Enquanto que fora das áreas indígenas existem 4.336 requerimentos cadastrados na ANM, totalizando mais de 10 milhões de hectares (extensão equivalente ao estado de Pernambuco), em Tis, atualmente apenas 25 requerimentos minerários de sais de potássio e fosfato, em uma área total de pouco mais de 76 mil hectares.
Para o Isa, o presidente Bolsonaro mentiu ao dizer que a solução para a dependência brasileira das importações de fertilizantes da Rússia - que enfrentam dificuldades logísticas em decorrência das sanções econômicas impostas por vários países por conta da invasão da Ucrânia - depende da exploração de jazidas nas terras indígenas do povo Mura, situadas no baixo Rio Madeira (AM).
Denominado “Projeto Autazes”, a iniciativa, que pretende explorar o principal depósito de potássio já pesquisado dessa região, está em fase de licenciamento ambiental e envolve uma área próxima, mas que não incide diretamente nas terras Mura.

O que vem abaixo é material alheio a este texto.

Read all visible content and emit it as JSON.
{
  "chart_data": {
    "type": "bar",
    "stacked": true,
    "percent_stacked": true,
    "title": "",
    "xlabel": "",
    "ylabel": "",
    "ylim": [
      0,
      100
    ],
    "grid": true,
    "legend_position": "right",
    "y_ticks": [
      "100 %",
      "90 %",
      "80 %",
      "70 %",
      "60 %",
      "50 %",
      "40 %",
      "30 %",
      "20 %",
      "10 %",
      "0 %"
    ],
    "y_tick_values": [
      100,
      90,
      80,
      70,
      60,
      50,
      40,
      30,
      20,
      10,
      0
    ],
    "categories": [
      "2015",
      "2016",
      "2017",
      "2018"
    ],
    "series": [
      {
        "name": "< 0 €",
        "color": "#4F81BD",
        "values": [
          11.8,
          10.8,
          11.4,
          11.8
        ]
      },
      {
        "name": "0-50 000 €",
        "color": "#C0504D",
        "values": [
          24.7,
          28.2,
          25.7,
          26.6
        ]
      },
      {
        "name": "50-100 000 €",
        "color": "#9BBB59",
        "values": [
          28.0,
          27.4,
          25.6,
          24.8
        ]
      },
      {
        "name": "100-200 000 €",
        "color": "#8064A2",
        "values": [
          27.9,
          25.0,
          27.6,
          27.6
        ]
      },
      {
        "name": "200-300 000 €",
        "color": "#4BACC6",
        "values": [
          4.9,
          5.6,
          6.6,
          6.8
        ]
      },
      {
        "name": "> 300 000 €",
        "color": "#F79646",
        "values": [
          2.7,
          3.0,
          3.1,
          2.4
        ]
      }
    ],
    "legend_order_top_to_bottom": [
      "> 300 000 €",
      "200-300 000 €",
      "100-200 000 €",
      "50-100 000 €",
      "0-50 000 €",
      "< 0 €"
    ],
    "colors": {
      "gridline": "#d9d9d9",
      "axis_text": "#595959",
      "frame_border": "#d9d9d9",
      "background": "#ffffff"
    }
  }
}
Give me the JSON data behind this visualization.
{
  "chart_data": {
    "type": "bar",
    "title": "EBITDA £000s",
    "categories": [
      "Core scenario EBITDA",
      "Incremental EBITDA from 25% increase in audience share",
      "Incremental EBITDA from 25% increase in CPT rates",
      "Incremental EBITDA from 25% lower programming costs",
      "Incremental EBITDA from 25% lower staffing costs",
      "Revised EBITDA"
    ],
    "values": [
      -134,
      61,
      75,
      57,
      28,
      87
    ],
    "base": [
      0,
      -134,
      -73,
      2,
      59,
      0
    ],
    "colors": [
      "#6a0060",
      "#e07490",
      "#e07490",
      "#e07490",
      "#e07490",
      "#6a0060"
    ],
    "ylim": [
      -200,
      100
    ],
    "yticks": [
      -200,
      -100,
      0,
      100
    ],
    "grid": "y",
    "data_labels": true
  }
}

Sua execução, no entanto, não depende da regulamentação da mineração Tis, destaca a nota. “Bolsonaro encenou uma farsa para seus comparsas imporem a urgência da votação sem que o PL tenha relação efetiva com o suprimento de fertilizantes”, completa.
Após a fala do presidente, o líder do governo, Ricardo Barros, coletou assinaturas da bancada governista para votar, em regime de urgência, o Projeto de Lei 191/2020, de iniciativa do Executivo.
O presidente da Câmara dos Deputados, Arthur Lira, indicou que pretende colocá-lo em votação nesta quarta-feira (9/3), sem que tenha sido discutido em qualquer comissão técnica ou especial. Eles avaliam ter votos suficientes para aprová-lo, oriundos dos deputados amarrados pelo tal orçamento secreto e dispostos a endossar, sem ler, qualquer proposta de interesse do governo.
O PL 191/2020, de acordo com análise do Instituto Socioambiental, afronta a Constituição ao pretender legalizar o garimpo predatório, ao destituir de direitos os povos que vivem em terras cuja demarcação não tenha sido homologada e ao rejeitar a eventual negativa no processo de consulta às comunidades afetadas.
O PL também autoriza, à revelia das comunidades, a construção de estradas, hidrelétricas e o plantio de sementes transgênicas em terras indígenas.